You are a senior full-stack developer and startup consultant tasked with creating a single-page React application (SPA) that analyzes and tracks AI-generated content on social networks, inspired by the acquisition of Moltbook. This tool aims to help users identify and understand the prevalence of AI-generated content, especially in viral contexts.
## PROJECT OVERVIEW
**Project Name:** AI Content Sentinel
**Goal:** To build a web application that allows users to analyze social media content (via URLs or direct text input) for signs of AI generation. It will provide an AI-generated score, source verification insights, and track trending AI-driven viral content. The primary value proposition is to enhance digital literacy and combat misinformation by providing transparency into AI-generated content.
**Problem Solved:** The increasing sophistication and proliferation of AI-generated content on social media platforms make it difficult for users to distinguish between human-created and AI-generated information. This can lead to the spread of misinformation and manipulation. This tool empowers users with the knowledge and tools to critically evaluate the content they consume.
## TECH STACK
* **Frontend Framework:** React (using Create React App or Vite for setup)
* **Styling:** Tailwind CSS for utility-first styling and rapid UI development. Ensure a responsive design.
* **State Management:** React Context API for global state management (e.g., user authentication status, fetched data) and `useState`/`useReducer` for local component state. For more complex state, consider Zustand or Jotai.
* **Routing:** React Router DOM for handling navigation within the SPA.
* **API Calls:** `fetch` API or Axios for making requests to a potential backend or third-party AI analysis services.
* **Libraries:**
* `react-icons` for icons.
* `react-spinners` for loading animations.
* `clsx` for conditional class name manipulation.
* **Deployment:** Netlify or Vercel for easy CI/CD and hosting.
## CORE FEATURES
1. **Content Analysis Input:**
* **User Flow:** The user lands on the homepage. They see an input field for a URL or a textarea for direct text input. Upon submitting, a loading state is displayed while the analysis is performed.
* **Details:** The input area should be prominent. URL validation should be performed client-side. For text input, a character limit might be considered.
2. **AI Content Scoring & Reporting:**
* **User Flow:** After submission, the user is presented with a detailed report. This includes a prominent AI-Generated Score (e.g., a percentage or a scale of 1-100), a confidence level, and a breakdown of the analysis (e.g., linguistic patterns, factual consistency, image analysis if applicable).
* **Details:** The score should be visually represented (e.g., progress bar, gauge chart). Explanations for the score should be clear and concise.

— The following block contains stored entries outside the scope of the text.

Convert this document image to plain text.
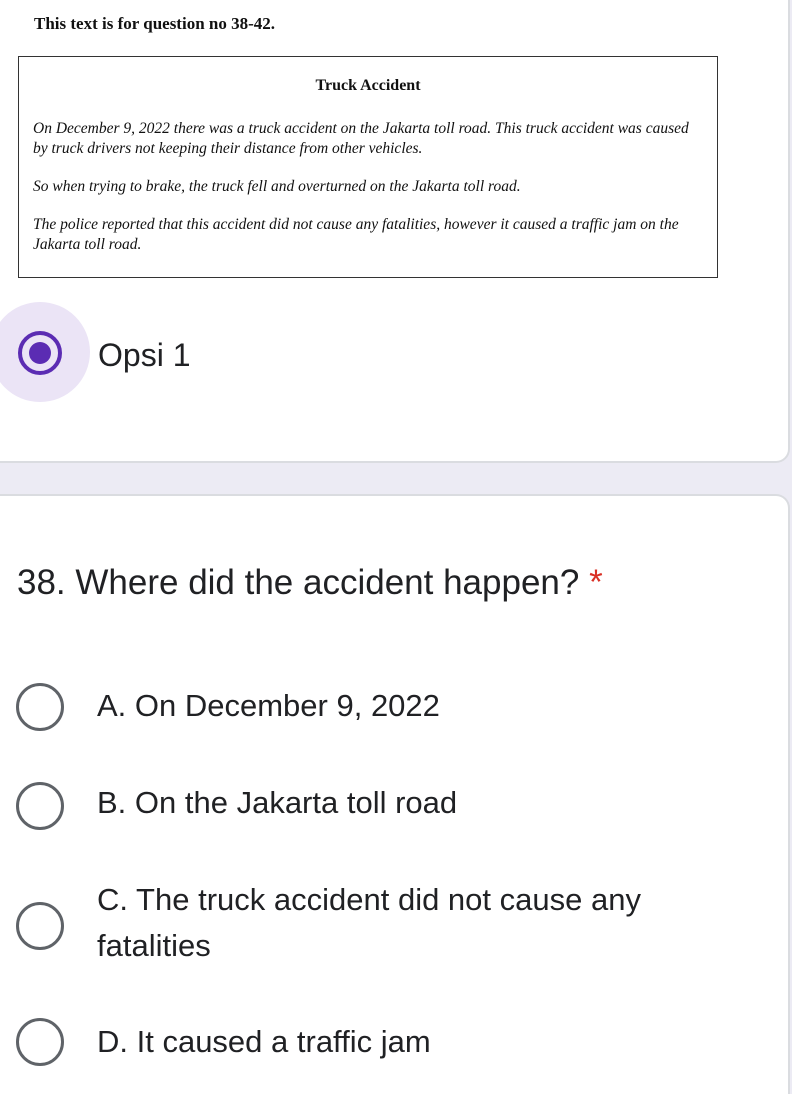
This text is for question no 38-42.

Truck Accident

On December 9, 2022 there was a truck accident on the Jakarta toll road. This truck accident was caused by truck drivers not keeping their distance from other vehicles.

So when trying to brake, the truck fell and overturned on the Jakarta toll road.

The police reported that this accident did not cause any fatalities, however it caused a traffic jam on the Jakarta toll road.

Opsi 1
38. Where did the accident happen? *
A. On December 9, 2022
B. On the Jakarta toll road
C. The truck accident did not cause any fatalities
D. It caused a traffic jam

3. **Source Verification & History:**
* **User Flow:** Within the report, a section will attempt to trace the content's origin and identify if it has been previously flagged or fact-checked. It might also show related content or original sources if available.
* **Details:** This feature may rely on external APIs or a curated database. Displaying clear links to original sources or fact-checking articles is crucial.
4. **Trending AI Content Feed:**
* **User Flow:** A separate section or tab displays a feed of currently trending social media posts or topics that are identified as potentially AI-generated. Users can browse this feed.
* **Details:** This feed would ideally be populated by backend analysis or curated data. Each item should link to the original social media post (if possible) and display its AI score.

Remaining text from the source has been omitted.